Advance Peace Controversy at Center of Fresno PD Budget Talks
Community advocates on Monday urged the Fresno City Council to restore nearly $1 million in funding for the Advance Peace anti-violence program, which Mayor Jerry Dyer’s administration stripped from the city’s proposed spending plan.
The requests came during the police department’s budget presentation to the council. Last week, City Manager Georgeanne White said $950,000 in funding was pulled because of trust issues stemming from the arrest of an Advance Peace employee in recent anti-gang operation. Instead, the administration says the funding will go to other violence reduction programs.
Still, Dyer acknowledged that Advance Peace is effective.
“I support the work. Let me just say publicly, Advanced Peace intervention specialists have done some great work out there. I know for a fact, they’ve stopped shootings. I know that for a fact,” Dyer said.
In April, several law enforcement agencies announced dozens of Fresno arrests in a statewide gang takedown known as Operation No Fly Zone. One of those arrested was Leonard Smith, who worked for Advance Peace in Fresno. He has been charged with conspiracy to commit murder.
“Some of the information that we were sharing with the organization was used in a manner that was not supposed to be used,” Police Chief Paco Balderrama said.
Balderrama: Lack of Trust
Balderrama said he supported Advance Peace and its effectiveness. But information police shared with the program was used in alleged an alleged homicide, he said.
“Trust was highly and severely violated … My pastor always told me trust is given. Mistrust is earned,” Balderrama said.
Motion to Restore Money, With Caveats
Arias said he struggled with how to handle the controversy over Advance Peace. He said “one bad apple” associated with the program should not result in the elimination of its city funding.
“Advanced Peace has reduced gun violence. To what extent, it’s up for the researchers to argue over. The city of Fresno needs more gun violence programs, not less,” Arias said.
Arias made a motion to make Advance Peace eligible for financial support from the city (the money technically comes from the parks department, not police), but a separate vote from the council would be required to restore any funds.
“Nobody gets a blank check in this world, whether it’s a community (group) or whether it’s a department,” Arias said.

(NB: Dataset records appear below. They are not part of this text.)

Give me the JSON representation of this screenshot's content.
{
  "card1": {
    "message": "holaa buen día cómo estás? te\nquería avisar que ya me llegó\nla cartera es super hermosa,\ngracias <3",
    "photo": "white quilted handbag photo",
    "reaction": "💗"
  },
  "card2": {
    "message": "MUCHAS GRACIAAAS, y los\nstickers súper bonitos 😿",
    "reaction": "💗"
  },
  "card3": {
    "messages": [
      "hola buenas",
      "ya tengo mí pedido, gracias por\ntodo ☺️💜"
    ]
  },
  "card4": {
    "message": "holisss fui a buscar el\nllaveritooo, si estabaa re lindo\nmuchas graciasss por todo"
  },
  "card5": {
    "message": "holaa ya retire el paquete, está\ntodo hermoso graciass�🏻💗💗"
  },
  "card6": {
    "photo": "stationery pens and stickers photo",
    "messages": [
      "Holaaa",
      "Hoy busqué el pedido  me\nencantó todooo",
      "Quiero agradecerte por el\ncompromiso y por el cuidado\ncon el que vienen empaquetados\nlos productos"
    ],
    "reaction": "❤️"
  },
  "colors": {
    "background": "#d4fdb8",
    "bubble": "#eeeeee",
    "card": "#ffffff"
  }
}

Speakers Support Advance Peace
Advance Peace is administered through the Fresno Economic Opportunities Commission. Executive director Emelia Reyes passionately pleaded with the city council to keep the program. She talked about the unsolved murder of her sister — a loss she is still seeking justice for.
Several other employees with Advance Peace spoke about the program’s values and successes.

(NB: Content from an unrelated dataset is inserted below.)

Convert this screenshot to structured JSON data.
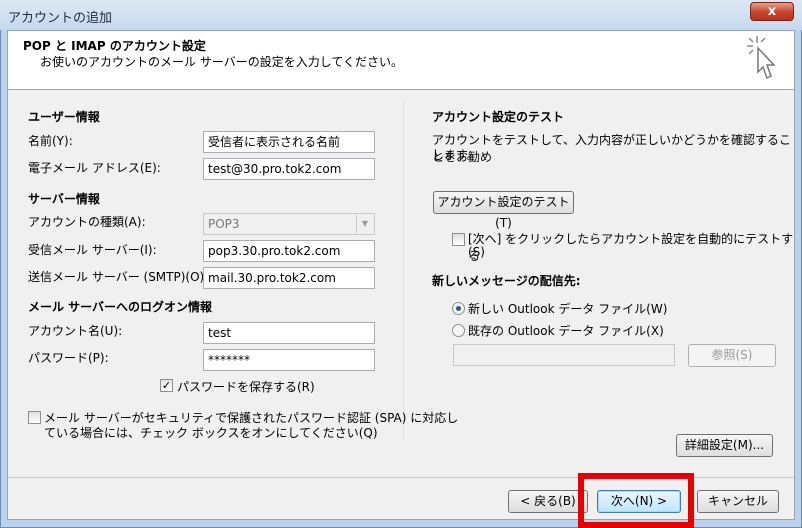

Pastor B.T. Lewis said Advance Peace directly tackles the gun violence program in the Black community. A competing program would “water down” those efforts.

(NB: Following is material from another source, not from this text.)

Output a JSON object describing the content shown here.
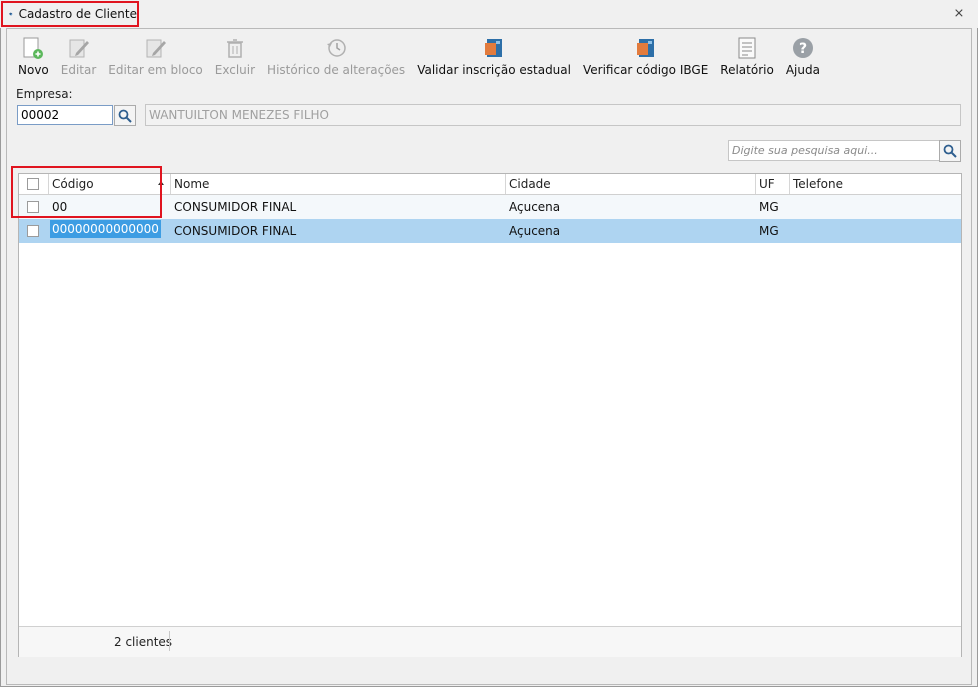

“The importance of Advance Peace is that it reaches deeper into our Black, African-American, Colored, Negro community than any other gang prevention program that we have ever had,” said Lewis — who also works in Dyer’s administration as a community liaison.
Community advocate Aaron Foster said allocating the funds to another program is not the right approach.
“We have to heal our community and then we have to have a sustainable outcome. So reinventing things and coming up with new ways to do it, we are really are doing is a real big slap in the face,” Foster said.
The police budget, at an all-time high of $233 million, will include 37 new sworn officers to take the city’s total up to 875. Balderrama said by next year, the department could be fully staffed.
The department also plans to hire 25 civilians, some to be part of a new park ranger program — to be funded by the Measure P park tax. The department’s spending plan also includes the purchase of 120 new vehicles.
Balderrama said he plans to add a street racing unit and a mental health triage program. He also plans to return sworn officers to area middle school campuses.